Channel innovations can have a huge effect on company’s bottom lines. Many channel innovations, like direct selling through e-channels, can reduce overhead costs while maximizing margins and cost advantage. Other channel innovations, like indirect distribution, can alleviate wasted time or effort by outsourcing sales, allowing a company to focus on what it does best. Innovations like subscription boxes will sacrifice some profitability in favor of a predictable, steady stream of income, which can make a company’s balance sheets more enticing to outside investors.
Some channel innovations are not cost-effective — in fact, quite the opposite. Building a flagship store is an expensive and time-consuming process.
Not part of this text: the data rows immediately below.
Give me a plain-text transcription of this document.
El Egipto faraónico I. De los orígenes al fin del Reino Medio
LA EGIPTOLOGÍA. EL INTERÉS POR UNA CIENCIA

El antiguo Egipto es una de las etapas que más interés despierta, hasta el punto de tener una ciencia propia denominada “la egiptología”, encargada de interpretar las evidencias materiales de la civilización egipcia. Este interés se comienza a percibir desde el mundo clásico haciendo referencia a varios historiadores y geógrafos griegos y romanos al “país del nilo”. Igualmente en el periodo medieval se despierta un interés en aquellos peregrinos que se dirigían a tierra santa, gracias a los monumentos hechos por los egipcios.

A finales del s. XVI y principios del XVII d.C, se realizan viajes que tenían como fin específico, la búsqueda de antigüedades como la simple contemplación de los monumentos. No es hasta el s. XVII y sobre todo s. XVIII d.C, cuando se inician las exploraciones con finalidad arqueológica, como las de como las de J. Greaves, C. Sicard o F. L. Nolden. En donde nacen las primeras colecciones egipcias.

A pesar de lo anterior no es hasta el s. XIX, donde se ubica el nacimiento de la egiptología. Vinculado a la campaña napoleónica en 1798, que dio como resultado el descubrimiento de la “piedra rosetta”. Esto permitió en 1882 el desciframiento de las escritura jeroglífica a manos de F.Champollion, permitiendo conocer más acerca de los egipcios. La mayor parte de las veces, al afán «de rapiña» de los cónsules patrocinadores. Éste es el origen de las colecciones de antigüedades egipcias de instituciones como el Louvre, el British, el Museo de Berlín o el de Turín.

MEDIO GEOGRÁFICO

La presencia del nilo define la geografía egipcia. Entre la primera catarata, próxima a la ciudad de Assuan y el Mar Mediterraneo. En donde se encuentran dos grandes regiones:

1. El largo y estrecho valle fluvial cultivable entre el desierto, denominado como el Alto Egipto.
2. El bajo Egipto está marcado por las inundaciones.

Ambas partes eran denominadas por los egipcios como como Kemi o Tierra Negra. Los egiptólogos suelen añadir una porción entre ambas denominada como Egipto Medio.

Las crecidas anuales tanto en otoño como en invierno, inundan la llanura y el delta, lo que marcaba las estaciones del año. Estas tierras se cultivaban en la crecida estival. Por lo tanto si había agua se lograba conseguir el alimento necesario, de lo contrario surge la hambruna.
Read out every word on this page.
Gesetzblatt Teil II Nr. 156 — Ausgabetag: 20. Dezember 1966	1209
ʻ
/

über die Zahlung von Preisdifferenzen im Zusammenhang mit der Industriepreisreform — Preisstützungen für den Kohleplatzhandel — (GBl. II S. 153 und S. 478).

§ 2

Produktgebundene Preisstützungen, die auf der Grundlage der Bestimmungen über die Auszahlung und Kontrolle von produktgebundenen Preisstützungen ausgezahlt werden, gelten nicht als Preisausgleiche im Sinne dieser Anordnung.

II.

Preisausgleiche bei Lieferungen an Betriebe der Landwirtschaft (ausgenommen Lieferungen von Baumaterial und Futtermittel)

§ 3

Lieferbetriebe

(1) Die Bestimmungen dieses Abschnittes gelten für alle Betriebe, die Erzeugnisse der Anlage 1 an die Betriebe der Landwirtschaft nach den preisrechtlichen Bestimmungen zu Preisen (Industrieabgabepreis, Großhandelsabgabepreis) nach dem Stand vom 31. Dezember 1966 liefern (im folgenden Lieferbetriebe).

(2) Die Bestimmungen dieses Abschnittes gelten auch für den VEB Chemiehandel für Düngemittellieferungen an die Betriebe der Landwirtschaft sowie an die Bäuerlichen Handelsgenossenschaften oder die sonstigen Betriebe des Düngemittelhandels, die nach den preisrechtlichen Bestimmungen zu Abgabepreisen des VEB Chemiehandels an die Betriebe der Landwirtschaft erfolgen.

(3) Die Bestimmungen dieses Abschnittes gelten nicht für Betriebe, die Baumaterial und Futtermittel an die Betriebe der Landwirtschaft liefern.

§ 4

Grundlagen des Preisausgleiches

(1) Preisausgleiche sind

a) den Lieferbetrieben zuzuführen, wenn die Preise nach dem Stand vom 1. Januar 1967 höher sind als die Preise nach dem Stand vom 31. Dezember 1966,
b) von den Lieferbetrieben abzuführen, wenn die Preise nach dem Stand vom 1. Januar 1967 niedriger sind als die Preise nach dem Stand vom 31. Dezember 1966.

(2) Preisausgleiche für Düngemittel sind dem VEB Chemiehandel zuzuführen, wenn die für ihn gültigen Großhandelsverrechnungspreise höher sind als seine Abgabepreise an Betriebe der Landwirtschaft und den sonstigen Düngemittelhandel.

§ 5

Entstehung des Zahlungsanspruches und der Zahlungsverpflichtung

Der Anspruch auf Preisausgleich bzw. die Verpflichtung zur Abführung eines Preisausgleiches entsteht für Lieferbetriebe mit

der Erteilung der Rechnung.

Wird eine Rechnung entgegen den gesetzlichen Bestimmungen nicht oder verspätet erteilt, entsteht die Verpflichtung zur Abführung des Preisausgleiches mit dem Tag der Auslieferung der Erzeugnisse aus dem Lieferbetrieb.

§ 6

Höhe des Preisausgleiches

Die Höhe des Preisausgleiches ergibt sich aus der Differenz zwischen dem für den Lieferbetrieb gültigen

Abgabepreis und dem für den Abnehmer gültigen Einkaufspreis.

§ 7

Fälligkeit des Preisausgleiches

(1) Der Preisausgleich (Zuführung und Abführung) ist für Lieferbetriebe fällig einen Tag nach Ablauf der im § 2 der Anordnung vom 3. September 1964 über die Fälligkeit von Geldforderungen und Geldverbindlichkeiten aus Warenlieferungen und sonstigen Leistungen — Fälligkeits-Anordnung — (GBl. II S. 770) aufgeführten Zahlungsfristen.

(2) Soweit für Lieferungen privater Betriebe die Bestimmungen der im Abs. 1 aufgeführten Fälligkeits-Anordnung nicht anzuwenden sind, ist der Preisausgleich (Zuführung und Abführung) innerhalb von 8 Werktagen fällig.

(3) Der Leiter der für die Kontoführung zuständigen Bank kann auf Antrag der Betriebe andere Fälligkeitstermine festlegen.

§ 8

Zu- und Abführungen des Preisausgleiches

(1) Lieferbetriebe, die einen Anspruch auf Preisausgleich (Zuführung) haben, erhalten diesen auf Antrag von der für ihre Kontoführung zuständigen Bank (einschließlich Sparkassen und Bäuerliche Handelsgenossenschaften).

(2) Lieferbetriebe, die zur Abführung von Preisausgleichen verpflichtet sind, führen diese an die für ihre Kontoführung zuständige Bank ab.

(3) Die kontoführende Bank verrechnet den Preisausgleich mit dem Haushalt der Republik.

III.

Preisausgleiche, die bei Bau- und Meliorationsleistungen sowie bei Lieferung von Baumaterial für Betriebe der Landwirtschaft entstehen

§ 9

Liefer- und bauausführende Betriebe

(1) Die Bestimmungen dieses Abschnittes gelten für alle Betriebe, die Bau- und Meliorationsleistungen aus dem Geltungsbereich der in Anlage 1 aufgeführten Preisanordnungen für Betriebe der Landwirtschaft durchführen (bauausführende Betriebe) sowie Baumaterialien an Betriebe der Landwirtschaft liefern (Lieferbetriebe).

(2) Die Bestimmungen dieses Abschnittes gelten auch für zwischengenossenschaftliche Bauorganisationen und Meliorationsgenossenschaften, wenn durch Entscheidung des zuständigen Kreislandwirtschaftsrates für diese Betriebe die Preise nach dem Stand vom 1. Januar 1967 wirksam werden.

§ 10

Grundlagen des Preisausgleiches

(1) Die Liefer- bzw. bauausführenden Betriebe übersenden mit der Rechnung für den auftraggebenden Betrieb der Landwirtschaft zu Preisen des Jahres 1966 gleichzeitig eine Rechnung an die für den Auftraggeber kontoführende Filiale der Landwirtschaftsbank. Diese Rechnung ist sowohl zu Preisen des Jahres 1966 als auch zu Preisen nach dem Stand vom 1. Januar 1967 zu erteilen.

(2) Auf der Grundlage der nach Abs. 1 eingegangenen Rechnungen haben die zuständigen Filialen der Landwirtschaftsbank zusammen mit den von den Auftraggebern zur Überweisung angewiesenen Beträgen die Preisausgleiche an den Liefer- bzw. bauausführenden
Flagship stores are usually in established and trendy metropolitan areas, meaning sky high rent. Pop-up shops can be expensive when considering return on investment — by nature, the shop likely won’t move that much merchandise. However, what these channel innovations lack in revenue generation they make up for by reinforcing a company’s brand in consumers’ heads. These innovations focus on how to connect your company’s offerings with your buyers and rewards them with an experience.
Channel innovations focus on new ways to connect with customers that more effectively drive sales, enhance margins, or increase exposure and positive associations with a company’s brand. They can often be ported from company to company or industry to industry, but can only be successful if a company has an intimate understanding of its customers and brand. The best channel innovations revolutionize our systems and completely change the way we do things. As technology improves along with our ability to understand consumers, channel innovations will continue to develop and make our lives better.